To measure forecasting accuracy for the summer, we rolled up these daily accuracy scores into a season-level number by taking their median over all weekdays in the summer, excluding days with demand response events. This yielded season-wide accuracy numbers for day-ahead, morning, and afternoon forecasts. Since forecasting accuracy is most valuable on days with significant load, we also produced separate accuracy numbers for the subset of days that had significant cooling load (peak daily load of at least 30 percent duty cycle).

Results and Takeaways

There are a few main takeaways from the 2018 season of forecasting results:

  • Forecasting accuracy is even higher on days with significant load; afternoon forecasts are 93.4% accurate
  • Accuracy is high across the board; in particular, afternoon forecasts are 90.6% accurate
  • Accuracy increases as the day progresses and more day-of load and temperature data is incorporated into forecasting
 

All days

High-load days

Day-ahead

85.2%

88.7%

Morning

87.8%

90.9%

Afternoon

90.6%

93.4%

Conclusion

It has been a great first year for the usage and performance of the Mercury DERMS DER load forecasting capability. It’s clear that clients are benefitting today and that our forecasting accuracy is impressive — especially for the unique and challenging nature of continually forecasting the shape, timing, and magnitude of DER load activity. As utilities and their customers continue to install connected DERs in record numbers, utilities will continue to benefit from a clearer picture of how devices under management constitute — and drive — peak load.
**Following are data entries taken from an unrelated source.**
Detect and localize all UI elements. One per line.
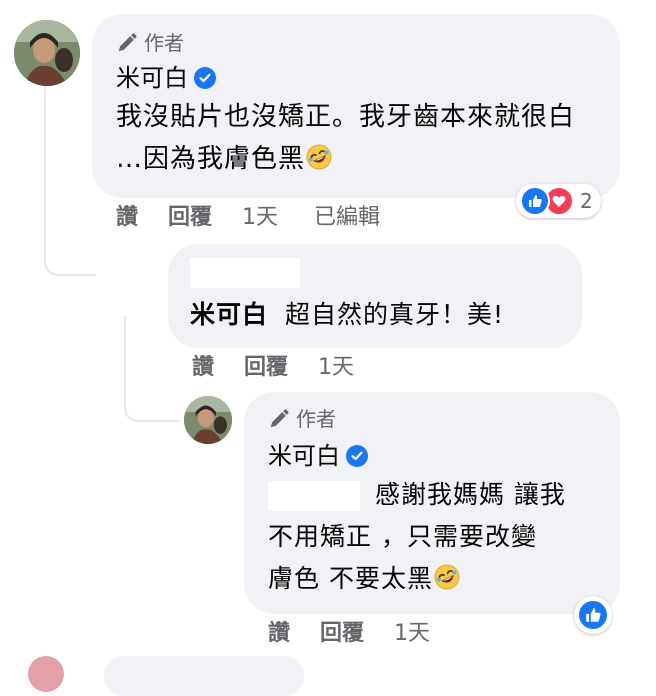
like-button[interactable]: 讚: [192, 354, 214, 382]
reply-button[interactable]: 回覆: [244, 354, 288, 382]
timestamp[interactable]: 1天: [318, 354, 354, 382]
verified-badge-icon: [194, 67, 216, 89]
author-reply-bubble: 作者 米可白 感謝我媽媽 讓我 不用矯正 ，只需要改變 膚色 不要太黑: [244, 392, 620, 614]
reply-button[interactable]: 回覆: [168, 204, 212, 232]
timestamp[interactable]: 1天: [242, 204, 278, 232]
like-reaction-icon: [520, 186, 550, 216]
commenter-name[interactable]: 米可白: [268, 440, 340, 472]
comment-actions: 讚 回覆 1天 已編輯: [116, 204, 380, 232]
reaction-summary[interactable]: [574, 596, 612, 634]
commenter-name[interactable]: 米可白: [116, 62, 188, 94]
rolling-laughing-emoji-icon: [306, 144, 332, 170]
author-badge: 作者: [268, 406, 596, 432]
comment-bubble: 作者 米可白 我沒貼片也沒矯正。我牙齒本來就很白 …因為我膚色黑: [92, 14, 620, 198]
author-badge-label: 作者: [144, 31, 184, 55]
timestamp[interactable]: 1天: [394, 620, 430, 648]
author-badge-label: 作者: [296, 407, 336, 431]
mention-tag[interactable]: 米可白: [190, 300, 268, 329]
reply-button[interactable]: 回覆: [320, 620, 364, 648]
redacted-name: [190, 258, 300, 288]
pencil-icon: [118, 33, 137, 52]
redacted-mention: [268, 481, 360, 511]
pencil-icon: [270, 409, 289, 428]
avatar[interactable]: [28, 656, 64, 692]
author-badge: 作者: [116, 30, 596, 56]
reply-actions: 讚 回覆 1天: [192, 354, 354, 382]
rolling-laughing-emoji-icon: [434, 564, 460, 590]
reply-bubble: 米可白 超自然的真牙！美!: [168, 244, 582, 348]
like-reaction-icon: [577, 599, 609, 631]
edited-label: 已編輯: [314, 205, 381, 230]
comment-bubble: [104, 656, 304, 696]
reaction-count: 2: [580, 189, 593, 213]
reply-text: 米可白 超自然的真牙！美!: [190, 300, 504, 329]
comment-text: 我沒貼片也沒矯正。我牙齒本來就很白 …因為我膚色黑: [116, 102, 576, 174]
avatar[interactable]: [184, 396, 232, 444]
like-button[interactable]: 讚: [268, 620, 290, 648]
like-button[interactable]: 讚: [116, 204, 138, 232]
author-reply-actions: 讚 回覆 1天: [268, 620, 430, 648]
author-reply-text: 感謝我媽媽 讓我 不用矯正 ，只需要改變 膚色 不要太黑: [268, 480, 566, 593]
verified-badge-icon: [346, 445, 368, 467]
reaction-summary[interactable]: 2: [516, 184, 601, 218]
avatar[interactable]: [14, 20, 80, 86]
thread-line-main: [44, 86, 96, 276]
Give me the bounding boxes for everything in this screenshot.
With our core forecasting capability in place, we continue to invest in expanding our forecasting capability to solve for additional utility needs. This includes providing flexibility forecasts, a natural extension of load forecast, which allows utility users to make informed predictions for expected and available load flexibility across multiple grid services. Another application is for continuous utility-wide or system-level forecasts — requiring a different set of data inputs but ultimately relying on the core machine learning intelligence we’ve built. We also plan to explore how our forecasting data can assist utility network operations in a more automated fashion, such as through integrations with Advanced Distribution Management Systems (ADMS).